Ware compared the clay modeling work inside Buick’s studios to a family. “You might pull your sister’s hair, or she may pull the chair out from underneath you, but everyone respects and appreciates each other,” he said. “We know we need each other to get where we need to be, and we rely on each other’s expertise.”

Paul Snyder, who heads the undergraduate transportation design program at the College for Creative Studies in Detroit, said nothing compares to the close relationship between a talented designer and a talented clay modeler. “That’s where great cars happen,” he said.

Some of the creative spirit can be traced to the different backgrounds of designers and clay modelers. Oftentimes, designers can be classically trained experts with a draft pencil. Clay modelers can come from other disciplines, or, as Snyder said, be gearheads with a creative flair looking for a foray into the auto industry.

Whatever their background, he explained, modelers are in high demand.
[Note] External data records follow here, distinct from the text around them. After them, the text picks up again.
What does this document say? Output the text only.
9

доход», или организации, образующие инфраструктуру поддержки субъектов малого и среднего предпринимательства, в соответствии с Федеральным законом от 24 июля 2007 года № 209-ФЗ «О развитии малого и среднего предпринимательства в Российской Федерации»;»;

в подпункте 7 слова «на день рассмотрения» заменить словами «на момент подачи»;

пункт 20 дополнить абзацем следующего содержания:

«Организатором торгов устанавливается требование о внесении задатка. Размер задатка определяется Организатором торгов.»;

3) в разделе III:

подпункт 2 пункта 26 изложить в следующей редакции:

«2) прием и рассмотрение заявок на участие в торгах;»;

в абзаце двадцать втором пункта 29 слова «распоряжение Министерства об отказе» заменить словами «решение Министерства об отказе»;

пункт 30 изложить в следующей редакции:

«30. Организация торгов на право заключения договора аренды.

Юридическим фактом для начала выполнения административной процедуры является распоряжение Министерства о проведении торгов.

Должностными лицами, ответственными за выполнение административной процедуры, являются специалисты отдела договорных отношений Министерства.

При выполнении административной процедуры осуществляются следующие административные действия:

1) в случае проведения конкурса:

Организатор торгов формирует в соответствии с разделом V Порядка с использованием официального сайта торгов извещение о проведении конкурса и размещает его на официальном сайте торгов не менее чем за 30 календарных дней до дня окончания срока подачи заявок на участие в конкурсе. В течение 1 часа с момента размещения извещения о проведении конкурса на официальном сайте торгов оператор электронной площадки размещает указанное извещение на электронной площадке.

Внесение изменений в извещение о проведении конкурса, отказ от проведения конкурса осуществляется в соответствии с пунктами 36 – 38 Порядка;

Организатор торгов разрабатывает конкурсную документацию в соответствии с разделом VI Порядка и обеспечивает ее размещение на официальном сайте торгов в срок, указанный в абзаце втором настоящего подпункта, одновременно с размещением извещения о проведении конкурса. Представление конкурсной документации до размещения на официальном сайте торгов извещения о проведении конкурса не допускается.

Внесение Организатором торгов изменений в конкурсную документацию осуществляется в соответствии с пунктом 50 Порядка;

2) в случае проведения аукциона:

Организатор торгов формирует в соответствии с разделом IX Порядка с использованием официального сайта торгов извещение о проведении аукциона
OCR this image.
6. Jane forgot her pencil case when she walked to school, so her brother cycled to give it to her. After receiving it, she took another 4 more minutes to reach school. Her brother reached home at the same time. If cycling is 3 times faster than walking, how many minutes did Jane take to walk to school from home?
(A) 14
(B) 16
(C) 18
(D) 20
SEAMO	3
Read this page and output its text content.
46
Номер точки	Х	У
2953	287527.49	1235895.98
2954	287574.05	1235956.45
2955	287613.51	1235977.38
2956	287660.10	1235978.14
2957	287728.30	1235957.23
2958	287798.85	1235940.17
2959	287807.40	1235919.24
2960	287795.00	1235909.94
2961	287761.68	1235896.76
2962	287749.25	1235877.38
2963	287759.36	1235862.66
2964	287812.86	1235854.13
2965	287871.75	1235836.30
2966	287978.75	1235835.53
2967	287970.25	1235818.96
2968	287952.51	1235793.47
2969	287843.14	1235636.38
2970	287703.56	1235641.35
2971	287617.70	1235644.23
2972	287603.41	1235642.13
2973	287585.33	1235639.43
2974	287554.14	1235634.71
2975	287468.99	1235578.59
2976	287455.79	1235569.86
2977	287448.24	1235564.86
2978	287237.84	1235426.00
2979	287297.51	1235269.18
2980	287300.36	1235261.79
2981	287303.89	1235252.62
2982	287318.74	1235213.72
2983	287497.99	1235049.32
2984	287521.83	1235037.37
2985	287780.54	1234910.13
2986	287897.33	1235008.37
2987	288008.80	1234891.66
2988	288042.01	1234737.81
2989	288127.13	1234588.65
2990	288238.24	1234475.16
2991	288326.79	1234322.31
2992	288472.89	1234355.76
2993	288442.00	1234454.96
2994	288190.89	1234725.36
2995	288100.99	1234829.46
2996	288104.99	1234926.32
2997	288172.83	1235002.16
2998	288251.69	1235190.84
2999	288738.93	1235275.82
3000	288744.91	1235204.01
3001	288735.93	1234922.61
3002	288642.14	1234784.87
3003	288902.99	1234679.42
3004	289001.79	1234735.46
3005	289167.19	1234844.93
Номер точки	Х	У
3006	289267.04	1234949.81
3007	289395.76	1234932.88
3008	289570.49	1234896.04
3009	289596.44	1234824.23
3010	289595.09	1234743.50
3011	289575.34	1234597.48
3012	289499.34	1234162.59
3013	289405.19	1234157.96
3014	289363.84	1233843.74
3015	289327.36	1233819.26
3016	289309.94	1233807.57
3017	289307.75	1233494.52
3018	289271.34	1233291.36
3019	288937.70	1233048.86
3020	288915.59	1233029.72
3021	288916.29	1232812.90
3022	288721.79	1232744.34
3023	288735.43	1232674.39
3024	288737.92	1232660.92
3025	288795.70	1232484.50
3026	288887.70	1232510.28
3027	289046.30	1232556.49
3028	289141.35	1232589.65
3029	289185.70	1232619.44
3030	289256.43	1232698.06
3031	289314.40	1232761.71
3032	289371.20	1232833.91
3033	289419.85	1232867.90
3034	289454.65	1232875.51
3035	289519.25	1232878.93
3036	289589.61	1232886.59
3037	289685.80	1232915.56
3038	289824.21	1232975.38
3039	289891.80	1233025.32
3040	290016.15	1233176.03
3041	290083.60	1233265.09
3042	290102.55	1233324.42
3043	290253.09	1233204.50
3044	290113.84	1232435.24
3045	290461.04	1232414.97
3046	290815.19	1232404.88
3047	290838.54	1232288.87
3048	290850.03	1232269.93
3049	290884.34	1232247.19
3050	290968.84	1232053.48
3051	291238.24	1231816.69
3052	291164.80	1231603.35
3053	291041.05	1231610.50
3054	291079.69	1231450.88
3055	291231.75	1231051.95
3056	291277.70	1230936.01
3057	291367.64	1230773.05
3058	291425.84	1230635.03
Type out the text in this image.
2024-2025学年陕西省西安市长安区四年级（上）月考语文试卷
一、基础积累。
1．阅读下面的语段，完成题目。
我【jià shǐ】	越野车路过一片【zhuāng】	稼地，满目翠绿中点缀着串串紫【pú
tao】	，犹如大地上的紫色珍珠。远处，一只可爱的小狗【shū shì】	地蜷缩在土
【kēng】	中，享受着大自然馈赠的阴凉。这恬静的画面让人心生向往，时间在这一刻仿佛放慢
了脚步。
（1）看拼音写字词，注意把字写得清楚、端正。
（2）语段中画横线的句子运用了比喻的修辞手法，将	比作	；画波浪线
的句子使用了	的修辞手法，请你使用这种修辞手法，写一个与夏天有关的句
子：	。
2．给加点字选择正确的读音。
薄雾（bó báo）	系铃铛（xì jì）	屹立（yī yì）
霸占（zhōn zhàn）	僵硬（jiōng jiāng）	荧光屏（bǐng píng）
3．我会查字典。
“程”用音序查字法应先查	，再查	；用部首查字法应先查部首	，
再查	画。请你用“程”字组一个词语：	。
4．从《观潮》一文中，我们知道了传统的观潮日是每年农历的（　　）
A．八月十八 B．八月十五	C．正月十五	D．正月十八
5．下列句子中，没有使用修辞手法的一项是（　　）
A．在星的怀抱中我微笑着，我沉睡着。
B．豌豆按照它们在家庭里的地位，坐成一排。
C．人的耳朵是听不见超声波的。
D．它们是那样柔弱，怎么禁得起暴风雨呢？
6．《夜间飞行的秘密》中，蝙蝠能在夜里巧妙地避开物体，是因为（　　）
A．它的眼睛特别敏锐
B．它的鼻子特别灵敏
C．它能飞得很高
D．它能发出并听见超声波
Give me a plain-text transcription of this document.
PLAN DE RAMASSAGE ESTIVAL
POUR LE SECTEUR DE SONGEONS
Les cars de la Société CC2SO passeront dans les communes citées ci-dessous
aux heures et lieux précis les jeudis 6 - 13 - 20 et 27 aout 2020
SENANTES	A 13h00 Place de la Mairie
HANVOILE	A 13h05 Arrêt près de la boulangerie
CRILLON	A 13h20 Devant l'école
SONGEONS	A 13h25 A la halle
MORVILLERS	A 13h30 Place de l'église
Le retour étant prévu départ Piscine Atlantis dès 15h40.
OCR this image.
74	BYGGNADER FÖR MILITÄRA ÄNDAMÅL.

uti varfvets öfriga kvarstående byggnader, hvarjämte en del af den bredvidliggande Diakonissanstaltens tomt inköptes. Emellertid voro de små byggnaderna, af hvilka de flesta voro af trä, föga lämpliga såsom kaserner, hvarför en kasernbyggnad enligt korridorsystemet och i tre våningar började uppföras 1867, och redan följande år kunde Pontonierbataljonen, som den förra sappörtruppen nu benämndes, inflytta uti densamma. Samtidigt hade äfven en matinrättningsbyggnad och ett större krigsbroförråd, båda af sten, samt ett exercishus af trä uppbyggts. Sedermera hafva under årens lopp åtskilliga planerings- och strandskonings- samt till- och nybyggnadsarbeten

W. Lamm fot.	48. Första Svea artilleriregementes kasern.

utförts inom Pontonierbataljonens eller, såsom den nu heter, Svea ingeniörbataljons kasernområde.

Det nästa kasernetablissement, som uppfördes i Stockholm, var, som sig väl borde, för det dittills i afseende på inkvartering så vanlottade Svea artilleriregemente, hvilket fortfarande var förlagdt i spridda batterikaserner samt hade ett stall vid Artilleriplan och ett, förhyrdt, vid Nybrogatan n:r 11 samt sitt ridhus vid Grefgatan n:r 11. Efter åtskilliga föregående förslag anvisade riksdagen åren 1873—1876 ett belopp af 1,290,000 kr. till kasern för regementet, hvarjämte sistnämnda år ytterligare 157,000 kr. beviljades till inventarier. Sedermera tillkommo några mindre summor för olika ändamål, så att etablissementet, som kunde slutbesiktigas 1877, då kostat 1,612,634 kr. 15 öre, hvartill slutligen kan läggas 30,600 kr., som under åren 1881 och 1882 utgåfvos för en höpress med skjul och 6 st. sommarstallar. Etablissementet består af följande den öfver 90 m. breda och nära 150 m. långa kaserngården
Natural attrition, coupled with a new commitment to the method, has automakers, suppliers and design houses seeking them out through trade journals and word of mouth. “A sculptor who can do an entire body side in clay is as good as gold,” Snyder said.

3-D Printing is Changing the Auto Industry

In the automobile industry, where new technologies emerge every day and consumer preferences can turn on a dime, nothing is more precious than product development time, and the advent of 3-D printing has automakers shifting into high gear.

A rapid prototype technology, 3-D printing combines with proven computer-aided design tools to allow designers and engineers to quickly iterate a life-size, or scale, part without tools and at the fraction of old-school fabrication techniques. “It has made our jobs a little bit easier,” said Joe Dehner, exterior design chief for Dodge and Ram Trucks.

3-D printing uses selective laser sintering and stereolithography to quickly go from a computer model to a one-off part ready for any number of exercises, such as wind tunnel testing, a design leadership review or testing in another global region.

GM leaned on process when it created the Chevy Volt electric vehicle in 2009, and also with its EN-V personal mobility concept shown at the 2010 Shanghai World Expo.

James Amend is an associate editor at WardsAuto.com.